Course spotlight: Health & Wellbeing

Sea Cadets is launching training to empower cadets and volunteers to talk about mental health and wellness. Daniel Gallacher, Head of Learning Development, explains

Cadets gather together under a canopy
Sea Cadets is all about getting out on the water, so it’s important to stay safe

With one in six children aged five to 16 identified as having a mental health problem* it is no surprise that volunteers and cadets have asked for more focus on wellbeing. The Health & Wellbeing training sessions for cadets and volunteers will be rolled out as part of the Cadet Training Programme (CTP) for sea cadets, Cadet Training Syllabus (CTS) for royal marine cadets and new Yellow Modules for juniors. 

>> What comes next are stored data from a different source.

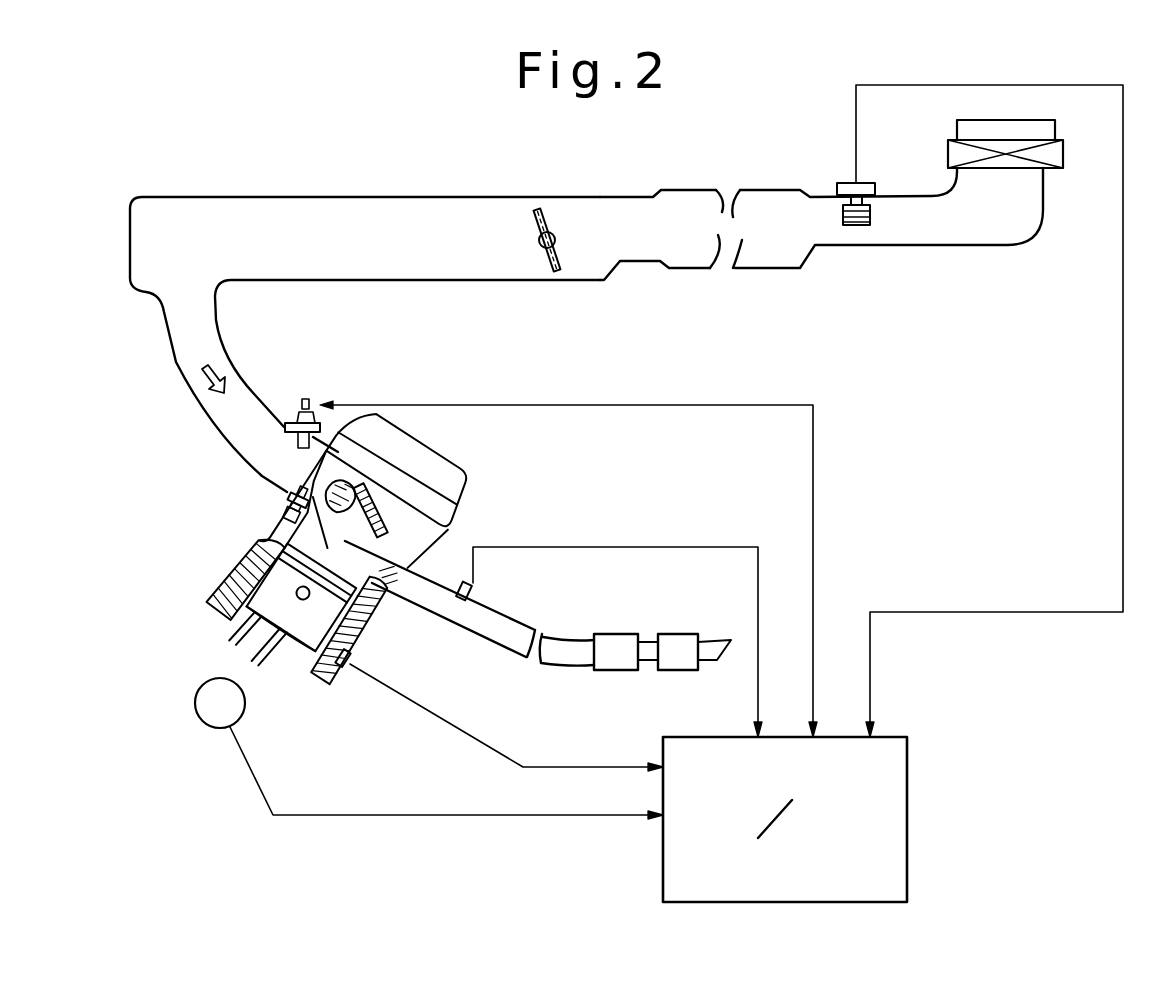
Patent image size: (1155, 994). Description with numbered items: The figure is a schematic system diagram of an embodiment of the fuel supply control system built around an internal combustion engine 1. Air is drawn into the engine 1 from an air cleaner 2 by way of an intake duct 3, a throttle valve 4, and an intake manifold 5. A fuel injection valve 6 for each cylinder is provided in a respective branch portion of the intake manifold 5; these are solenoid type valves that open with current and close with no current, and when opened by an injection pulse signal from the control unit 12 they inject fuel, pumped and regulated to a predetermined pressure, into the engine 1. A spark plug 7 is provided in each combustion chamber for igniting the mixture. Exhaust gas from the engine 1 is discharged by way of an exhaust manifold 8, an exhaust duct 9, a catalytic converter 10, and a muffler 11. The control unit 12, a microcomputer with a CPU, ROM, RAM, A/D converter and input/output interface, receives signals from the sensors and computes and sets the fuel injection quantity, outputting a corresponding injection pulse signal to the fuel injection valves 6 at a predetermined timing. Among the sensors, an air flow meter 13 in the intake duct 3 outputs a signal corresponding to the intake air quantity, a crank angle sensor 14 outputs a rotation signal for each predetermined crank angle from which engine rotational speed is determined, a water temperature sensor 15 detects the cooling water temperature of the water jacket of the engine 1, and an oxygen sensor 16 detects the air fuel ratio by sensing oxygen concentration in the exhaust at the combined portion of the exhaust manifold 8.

The internal combustion engine 1 is at (466, 537).
The air cleaner 2 is at (1063, 163).
The intake duct 3 is at (763, 190).
The throttle valve 4 is at (547, 262).
The intake manifold 5 is at (162, 318).
The fuel injection valve 6 is at (305, 402).
The spark plug 7 is at (288, 490).
The exhaust manifold 8 is at (462, 620).
The exhaust duct 9 is at (575, 668).
The catalytic converter 10 is at (628, 632).
The muffler 11 is at (688, 636).
The control unit 12 is at (907, 787).
The air flow meter 13 is at (848, 181).
The crank angle sensor 14 is at (195, 710).
The water temperature sensor 15 is at (348, 650).
The oxygen sensor 16 is at (472, 592).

How will the sessions be delivered?

The unit-based training is made up of modules, each designed to last for one training night. They consist of a session plan, a PowerPoint presentation and other resources. 

What will the sessions achieve? 

All the modules have been designed and tested with input from volunteers and cadets. Each module has its own outcomes, but collectively they will: 

  • Help to build understanding and awareness of health and wellbeing  
  • Explore the concept of ‘healthy habits’ that cadets can develop
  • Allow cadets to build a toolkit to look after themselves  
  • Introduce the concept of ‘active listening’ and how cadets can  support each other
Cadets rowing together

What support is available for volunteers?

We have developed two workshops to help volunteers, one about supporting cadets and one for volunteers as managers, to help them support their teams.

The workshops will build awareness and understanding of mental health, discuss the stigma attached to it, and explore volunteers’ management roles. The sessions will be available later this year to help volunteers run the courses. 

“Our hope is that we create a culture that not only supports diversity and acceptance but also encourages learning throughout our lives. That all cadets and volunteers will have increased resilience when it comes to mental health and emotional wellbeing, which in turn leads to all members of the Corps feeling supported and accepted.”

Adam Digby, RMN, Specialist Consultant in Mental Health 

Remember, if you are ever worried about a cadet, follow the safeguarding procedure outlined in the Yellow Card.